Existenziell für die Europäer ist indes auch die gegenwärtige Arbeitslosigkeit, vor allem die Jugendarbeitslosigkeit. Ein nicht hinnehmbarer, virtueller 29. Mitgliedsstaat der Hoffnungslosigkeit ist so entstanden. Zukunft sieht anders aus! Doch auch hier kann Politik nur subsidiarisch handeln und bestmögliche Rahmenbedingungen für inklusives Wachstum und neue Investitionen schaffen. Dies wird die erste Priorität der neuen Kommission sein. Aber auch die Nationalstaaten und die Wirtschaft selbst stehen hier in ihrer ureigensten Gemeinwohl-Verantwortung. Nicht nur die Politik muss mithin wieder auf die Menschen zugehen: Auch die Wirtschaft muss wieder menschengerechter werden. Über politische Rahmenbedingungen hinaus müssen Politik und Wirtschaft gemeinsam für einen gesellschaftlichen Klimawandel sorgen, der nicht nur Bruttoinlandsprodukt-, sondern auch breites Arbeitsmarkt-Wachstum produziert. Denn ohne gute Arbeit für alle ist „Wohlstand für alle“ – der Kerngedanke der Sozialen Marktwirtschaft und somit des Europäischen Sozialmodells – trotz aller richtigen Überlegungen über Grundeinkommen schlichtweg unmöglich. Indes: Nachhaltige Arbeitsmarktpolitik ist keine budgetäre Strohfeuerpolitik. Nachhaltiges Wachstum wird nur möglich sein vor dem Hintergrund solider Haushalte und einer stabilen Zukunftswährung: dem Euro.
Doch die bereits angesprochene Krise gründet tiefer: Es ist im Kern nicht nur eine Krise der Wirtschaft, der Finanzen, der Arbeit.
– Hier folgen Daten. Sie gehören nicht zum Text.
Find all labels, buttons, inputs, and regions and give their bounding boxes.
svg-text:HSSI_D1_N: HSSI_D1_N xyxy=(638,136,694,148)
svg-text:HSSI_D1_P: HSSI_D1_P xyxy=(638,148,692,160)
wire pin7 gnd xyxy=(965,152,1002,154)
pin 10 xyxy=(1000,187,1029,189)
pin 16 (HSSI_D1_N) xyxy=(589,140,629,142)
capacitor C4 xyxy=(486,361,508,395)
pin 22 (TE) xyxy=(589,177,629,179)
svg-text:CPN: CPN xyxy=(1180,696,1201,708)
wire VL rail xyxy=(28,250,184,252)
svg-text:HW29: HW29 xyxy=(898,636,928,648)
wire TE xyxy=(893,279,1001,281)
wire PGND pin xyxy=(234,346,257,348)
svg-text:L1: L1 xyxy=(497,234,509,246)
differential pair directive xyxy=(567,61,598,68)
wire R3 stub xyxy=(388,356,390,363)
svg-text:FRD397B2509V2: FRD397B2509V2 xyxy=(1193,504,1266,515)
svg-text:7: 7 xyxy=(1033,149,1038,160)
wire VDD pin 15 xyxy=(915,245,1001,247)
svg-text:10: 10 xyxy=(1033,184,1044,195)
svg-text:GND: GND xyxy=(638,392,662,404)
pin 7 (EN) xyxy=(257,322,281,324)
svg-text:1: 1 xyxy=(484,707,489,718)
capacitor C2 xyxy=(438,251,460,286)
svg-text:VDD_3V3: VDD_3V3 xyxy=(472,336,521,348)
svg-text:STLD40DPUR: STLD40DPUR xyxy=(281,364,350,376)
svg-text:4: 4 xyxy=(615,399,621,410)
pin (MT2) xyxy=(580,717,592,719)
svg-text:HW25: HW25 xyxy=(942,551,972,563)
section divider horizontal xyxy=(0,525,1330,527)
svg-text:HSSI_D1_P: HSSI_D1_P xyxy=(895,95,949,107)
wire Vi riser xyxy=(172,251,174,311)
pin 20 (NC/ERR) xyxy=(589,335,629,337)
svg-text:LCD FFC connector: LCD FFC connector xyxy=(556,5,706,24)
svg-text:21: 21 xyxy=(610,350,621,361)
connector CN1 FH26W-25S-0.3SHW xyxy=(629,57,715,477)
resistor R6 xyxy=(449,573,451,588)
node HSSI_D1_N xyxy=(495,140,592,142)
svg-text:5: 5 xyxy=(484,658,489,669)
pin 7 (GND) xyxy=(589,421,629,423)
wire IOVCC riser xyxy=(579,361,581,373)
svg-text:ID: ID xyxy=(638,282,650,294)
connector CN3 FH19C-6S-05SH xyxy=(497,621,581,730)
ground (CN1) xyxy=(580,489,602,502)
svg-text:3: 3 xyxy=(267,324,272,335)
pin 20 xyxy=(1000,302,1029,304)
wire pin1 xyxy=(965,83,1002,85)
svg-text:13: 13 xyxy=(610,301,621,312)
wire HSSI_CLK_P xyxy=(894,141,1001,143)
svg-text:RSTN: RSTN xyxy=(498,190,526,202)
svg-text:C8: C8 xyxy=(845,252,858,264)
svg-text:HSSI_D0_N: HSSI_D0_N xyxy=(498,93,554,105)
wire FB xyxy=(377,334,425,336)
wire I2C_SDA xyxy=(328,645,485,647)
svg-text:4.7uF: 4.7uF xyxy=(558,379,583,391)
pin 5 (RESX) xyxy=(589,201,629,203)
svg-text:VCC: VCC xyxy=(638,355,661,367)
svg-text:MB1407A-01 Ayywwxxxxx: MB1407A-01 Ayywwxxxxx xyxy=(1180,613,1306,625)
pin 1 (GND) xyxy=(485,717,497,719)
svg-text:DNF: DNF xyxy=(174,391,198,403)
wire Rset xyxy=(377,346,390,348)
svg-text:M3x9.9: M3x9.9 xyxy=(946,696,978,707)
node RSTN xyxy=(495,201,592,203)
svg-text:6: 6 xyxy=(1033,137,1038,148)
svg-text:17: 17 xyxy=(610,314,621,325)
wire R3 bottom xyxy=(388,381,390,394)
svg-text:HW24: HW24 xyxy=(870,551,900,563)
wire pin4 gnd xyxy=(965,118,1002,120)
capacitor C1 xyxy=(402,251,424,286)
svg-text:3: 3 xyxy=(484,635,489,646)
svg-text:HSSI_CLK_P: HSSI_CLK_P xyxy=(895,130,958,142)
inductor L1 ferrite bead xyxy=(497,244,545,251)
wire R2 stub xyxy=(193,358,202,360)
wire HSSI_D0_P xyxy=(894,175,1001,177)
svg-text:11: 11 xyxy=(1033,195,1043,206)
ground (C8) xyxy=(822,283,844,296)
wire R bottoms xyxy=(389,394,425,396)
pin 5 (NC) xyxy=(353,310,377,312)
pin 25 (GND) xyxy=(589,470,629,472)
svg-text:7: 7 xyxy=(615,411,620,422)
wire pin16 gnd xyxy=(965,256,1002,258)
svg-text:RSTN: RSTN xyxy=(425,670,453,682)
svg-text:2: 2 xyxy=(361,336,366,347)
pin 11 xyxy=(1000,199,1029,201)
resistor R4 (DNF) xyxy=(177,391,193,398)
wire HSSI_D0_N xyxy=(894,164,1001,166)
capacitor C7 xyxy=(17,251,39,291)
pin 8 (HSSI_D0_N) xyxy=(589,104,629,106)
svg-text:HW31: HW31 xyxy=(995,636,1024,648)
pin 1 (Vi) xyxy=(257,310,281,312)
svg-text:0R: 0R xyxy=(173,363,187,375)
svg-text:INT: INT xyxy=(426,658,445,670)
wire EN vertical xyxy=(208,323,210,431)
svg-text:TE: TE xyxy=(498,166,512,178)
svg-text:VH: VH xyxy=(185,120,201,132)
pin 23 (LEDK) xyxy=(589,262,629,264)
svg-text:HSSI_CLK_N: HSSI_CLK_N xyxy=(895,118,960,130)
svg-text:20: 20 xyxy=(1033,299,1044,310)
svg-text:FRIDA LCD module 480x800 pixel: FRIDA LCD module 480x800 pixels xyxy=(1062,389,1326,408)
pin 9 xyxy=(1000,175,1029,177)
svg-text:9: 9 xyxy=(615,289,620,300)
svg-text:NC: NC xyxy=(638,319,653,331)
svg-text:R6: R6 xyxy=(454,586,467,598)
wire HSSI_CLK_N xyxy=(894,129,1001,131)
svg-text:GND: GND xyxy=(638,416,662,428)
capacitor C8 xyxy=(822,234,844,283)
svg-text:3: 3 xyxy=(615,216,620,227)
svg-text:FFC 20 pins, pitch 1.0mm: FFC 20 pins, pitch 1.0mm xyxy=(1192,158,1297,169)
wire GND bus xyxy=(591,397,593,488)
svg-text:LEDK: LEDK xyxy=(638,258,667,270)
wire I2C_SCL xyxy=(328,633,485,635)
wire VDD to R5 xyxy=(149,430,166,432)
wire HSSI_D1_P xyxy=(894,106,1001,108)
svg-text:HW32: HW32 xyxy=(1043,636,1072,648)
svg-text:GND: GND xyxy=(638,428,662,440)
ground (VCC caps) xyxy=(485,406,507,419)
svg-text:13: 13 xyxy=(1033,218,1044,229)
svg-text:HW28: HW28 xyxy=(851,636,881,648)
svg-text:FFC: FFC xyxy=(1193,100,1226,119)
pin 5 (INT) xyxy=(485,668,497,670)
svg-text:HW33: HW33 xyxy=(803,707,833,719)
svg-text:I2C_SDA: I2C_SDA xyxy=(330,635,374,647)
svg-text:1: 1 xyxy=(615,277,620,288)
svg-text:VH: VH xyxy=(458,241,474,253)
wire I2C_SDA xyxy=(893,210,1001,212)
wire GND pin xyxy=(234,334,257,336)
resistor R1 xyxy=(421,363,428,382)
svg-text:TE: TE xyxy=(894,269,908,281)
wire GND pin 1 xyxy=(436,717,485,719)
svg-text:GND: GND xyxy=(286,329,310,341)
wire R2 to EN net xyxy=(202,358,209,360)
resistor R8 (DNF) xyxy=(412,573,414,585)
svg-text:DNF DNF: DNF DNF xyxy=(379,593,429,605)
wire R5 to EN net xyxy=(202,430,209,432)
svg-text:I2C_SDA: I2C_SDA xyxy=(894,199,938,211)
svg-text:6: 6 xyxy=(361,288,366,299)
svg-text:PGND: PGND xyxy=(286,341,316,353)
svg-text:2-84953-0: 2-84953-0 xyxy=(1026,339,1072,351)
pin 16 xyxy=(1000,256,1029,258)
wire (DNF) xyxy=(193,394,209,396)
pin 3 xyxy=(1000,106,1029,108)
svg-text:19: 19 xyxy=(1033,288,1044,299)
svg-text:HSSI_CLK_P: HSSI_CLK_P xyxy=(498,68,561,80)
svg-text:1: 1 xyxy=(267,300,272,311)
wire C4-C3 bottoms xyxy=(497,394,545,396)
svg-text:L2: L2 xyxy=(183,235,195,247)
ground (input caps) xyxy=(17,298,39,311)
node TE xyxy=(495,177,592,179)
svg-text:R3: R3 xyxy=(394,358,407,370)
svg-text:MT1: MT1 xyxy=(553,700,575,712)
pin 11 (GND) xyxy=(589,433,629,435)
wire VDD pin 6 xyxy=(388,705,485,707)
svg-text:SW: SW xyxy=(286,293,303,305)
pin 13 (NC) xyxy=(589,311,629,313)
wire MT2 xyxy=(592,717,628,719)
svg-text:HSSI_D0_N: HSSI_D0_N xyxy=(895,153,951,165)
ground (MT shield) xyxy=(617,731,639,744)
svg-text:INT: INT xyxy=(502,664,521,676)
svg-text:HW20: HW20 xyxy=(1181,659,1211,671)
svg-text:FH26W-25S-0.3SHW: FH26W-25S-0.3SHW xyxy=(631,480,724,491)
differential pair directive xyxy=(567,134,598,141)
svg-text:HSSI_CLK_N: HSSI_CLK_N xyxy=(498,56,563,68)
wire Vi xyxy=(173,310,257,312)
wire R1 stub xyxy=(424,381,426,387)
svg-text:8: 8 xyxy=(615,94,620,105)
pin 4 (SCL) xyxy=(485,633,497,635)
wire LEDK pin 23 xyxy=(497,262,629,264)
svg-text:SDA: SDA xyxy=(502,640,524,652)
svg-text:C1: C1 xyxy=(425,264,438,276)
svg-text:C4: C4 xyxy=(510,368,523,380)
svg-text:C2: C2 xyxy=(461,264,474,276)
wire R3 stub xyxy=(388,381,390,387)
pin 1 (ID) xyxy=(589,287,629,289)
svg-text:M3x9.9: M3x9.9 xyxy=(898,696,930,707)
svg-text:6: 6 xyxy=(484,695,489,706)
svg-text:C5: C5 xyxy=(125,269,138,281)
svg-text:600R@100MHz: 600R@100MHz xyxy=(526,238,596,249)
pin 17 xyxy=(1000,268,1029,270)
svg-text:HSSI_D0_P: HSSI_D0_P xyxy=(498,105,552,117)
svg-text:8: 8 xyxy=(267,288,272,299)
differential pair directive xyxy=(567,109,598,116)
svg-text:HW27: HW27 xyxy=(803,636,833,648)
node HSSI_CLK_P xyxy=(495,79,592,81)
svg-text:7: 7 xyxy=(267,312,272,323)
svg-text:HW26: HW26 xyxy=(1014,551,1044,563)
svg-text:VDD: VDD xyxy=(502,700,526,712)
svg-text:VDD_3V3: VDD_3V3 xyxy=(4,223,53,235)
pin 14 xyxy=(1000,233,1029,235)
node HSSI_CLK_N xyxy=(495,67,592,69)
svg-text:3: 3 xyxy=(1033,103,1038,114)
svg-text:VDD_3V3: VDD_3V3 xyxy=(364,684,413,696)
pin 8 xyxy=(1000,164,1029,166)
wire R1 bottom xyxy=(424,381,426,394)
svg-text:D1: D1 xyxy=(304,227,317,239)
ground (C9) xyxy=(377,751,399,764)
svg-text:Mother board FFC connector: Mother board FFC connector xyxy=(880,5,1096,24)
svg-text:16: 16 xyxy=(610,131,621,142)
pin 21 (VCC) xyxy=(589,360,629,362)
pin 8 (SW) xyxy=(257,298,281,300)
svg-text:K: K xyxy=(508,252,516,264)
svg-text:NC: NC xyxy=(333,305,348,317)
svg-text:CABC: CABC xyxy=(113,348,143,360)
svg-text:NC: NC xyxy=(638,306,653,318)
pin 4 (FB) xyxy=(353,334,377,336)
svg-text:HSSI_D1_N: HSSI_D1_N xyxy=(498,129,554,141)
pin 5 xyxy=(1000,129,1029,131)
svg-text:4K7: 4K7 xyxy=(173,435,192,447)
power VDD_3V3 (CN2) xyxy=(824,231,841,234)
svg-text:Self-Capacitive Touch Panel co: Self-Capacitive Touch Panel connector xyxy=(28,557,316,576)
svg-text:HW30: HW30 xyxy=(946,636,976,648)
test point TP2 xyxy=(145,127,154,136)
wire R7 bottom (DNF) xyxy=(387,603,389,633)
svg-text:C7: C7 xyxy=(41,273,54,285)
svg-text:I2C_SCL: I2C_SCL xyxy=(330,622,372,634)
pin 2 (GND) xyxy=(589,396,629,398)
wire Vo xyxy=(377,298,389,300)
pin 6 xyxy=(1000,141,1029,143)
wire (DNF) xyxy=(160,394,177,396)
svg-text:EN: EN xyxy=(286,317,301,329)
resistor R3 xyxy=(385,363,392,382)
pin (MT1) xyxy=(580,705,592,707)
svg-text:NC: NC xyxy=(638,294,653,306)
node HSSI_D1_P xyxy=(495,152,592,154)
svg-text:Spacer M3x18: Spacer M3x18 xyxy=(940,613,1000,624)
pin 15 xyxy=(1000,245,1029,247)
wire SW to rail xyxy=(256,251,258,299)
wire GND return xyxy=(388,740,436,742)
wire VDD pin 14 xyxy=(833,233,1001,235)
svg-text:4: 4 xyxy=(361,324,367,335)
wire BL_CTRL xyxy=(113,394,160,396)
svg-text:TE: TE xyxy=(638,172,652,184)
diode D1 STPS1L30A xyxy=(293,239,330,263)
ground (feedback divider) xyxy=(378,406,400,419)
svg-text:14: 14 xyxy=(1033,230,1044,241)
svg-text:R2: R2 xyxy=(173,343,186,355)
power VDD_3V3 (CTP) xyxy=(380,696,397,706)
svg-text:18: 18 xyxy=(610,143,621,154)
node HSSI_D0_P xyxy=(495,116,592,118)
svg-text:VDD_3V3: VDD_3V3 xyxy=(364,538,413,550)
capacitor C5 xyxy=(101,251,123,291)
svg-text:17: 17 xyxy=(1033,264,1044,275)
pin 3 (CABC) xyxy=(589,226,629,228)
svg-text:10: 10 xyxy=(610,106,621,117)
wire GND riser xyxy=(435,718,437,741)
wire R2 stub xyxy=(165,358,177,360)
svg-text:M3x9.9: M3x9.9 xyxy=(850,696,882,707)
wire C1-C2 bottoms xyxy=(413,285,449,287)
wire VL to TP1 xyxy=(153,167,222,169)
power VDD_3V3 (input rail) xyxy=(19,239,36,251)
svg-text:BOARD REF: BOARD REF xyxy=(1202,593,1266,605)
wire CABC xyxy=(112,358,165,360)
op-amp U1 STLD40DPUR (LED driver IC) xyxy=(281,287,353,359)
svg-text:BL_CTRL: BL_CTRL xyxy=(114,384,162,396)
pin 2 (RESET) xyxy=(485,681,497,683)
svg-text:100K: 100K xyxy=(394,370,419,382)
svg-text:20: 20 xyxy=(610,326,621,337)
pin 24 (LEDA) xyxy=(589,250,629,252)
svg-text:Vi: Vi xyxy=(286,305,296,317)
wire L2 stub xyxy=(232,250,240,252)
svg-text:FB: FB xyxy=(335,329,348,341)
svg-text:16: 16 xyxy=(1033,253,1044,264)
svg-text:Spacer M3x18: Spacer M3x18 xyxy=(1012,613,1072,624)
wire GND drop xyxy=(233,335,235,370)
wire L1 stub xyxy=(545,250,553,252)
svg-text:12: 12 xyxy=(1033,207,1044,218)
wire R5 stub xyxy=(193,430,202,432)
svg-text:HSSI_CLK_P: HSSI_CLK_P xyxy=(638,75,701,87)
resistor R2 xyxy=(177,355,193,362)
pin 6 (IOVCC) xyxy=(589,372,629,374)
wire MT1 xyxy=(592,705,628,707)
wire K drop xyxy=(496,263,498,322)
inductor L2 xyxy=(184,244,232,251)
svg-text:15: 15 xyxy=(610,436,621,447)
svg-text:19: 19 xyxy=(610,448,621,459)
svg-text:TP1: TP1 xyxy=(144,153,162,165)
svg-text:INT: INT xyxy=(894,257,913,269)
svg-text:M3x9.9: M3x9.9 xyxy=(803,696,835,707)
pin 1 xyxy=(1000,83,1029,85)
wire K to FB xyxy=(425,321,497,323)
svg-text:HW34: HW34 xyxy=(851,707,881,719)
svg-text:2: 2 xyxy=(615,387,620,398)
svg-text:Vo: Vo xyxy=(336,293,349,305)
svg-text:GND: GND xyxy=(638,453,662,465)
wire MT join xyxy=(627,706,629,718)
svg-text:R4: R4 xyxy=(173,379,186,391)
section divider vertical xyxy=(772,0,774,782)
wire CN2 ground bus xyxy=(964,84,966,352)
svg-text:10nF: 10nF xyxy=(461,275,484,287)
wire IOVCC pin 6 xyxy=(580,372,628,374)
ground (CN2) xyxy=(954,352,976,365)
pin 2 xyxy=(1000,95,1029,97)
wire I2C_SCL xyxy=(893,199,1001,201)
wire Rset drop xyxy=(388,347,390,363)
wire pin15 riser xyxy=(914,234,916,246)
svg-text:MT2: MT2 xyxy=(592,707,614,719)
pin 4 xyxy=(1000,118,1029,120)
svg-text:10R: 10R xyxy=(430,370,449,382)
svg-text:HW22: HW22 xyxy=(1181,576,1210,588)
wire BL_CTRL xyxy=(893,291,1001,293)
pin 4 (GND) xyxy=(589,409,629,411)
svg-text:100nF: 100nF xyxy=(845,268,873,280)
Es ist auch eine geistig-moralische Sinnkrise der sogenannten Postmoderne, in welcher der kollektive Schein und das individualistische Haben oft mehr zählen als das menschliche Sein. So erst konnte es zum offensichtlichen Verrat an den Kardinaltugenden der Sozialen Marktwirtschaft – dem eigentlichen Krisengrund – kommen. Es ist mithin die Krise einer Welt, in der die Menschen sich nicht mehr zurechtfinden. Auch weil oft kein Platz mehr für sie da ist. Europa wird hier die Menschen und somit die Zukunft nur mit neuen Sinn-Antworten überzeugen und gewinnen können.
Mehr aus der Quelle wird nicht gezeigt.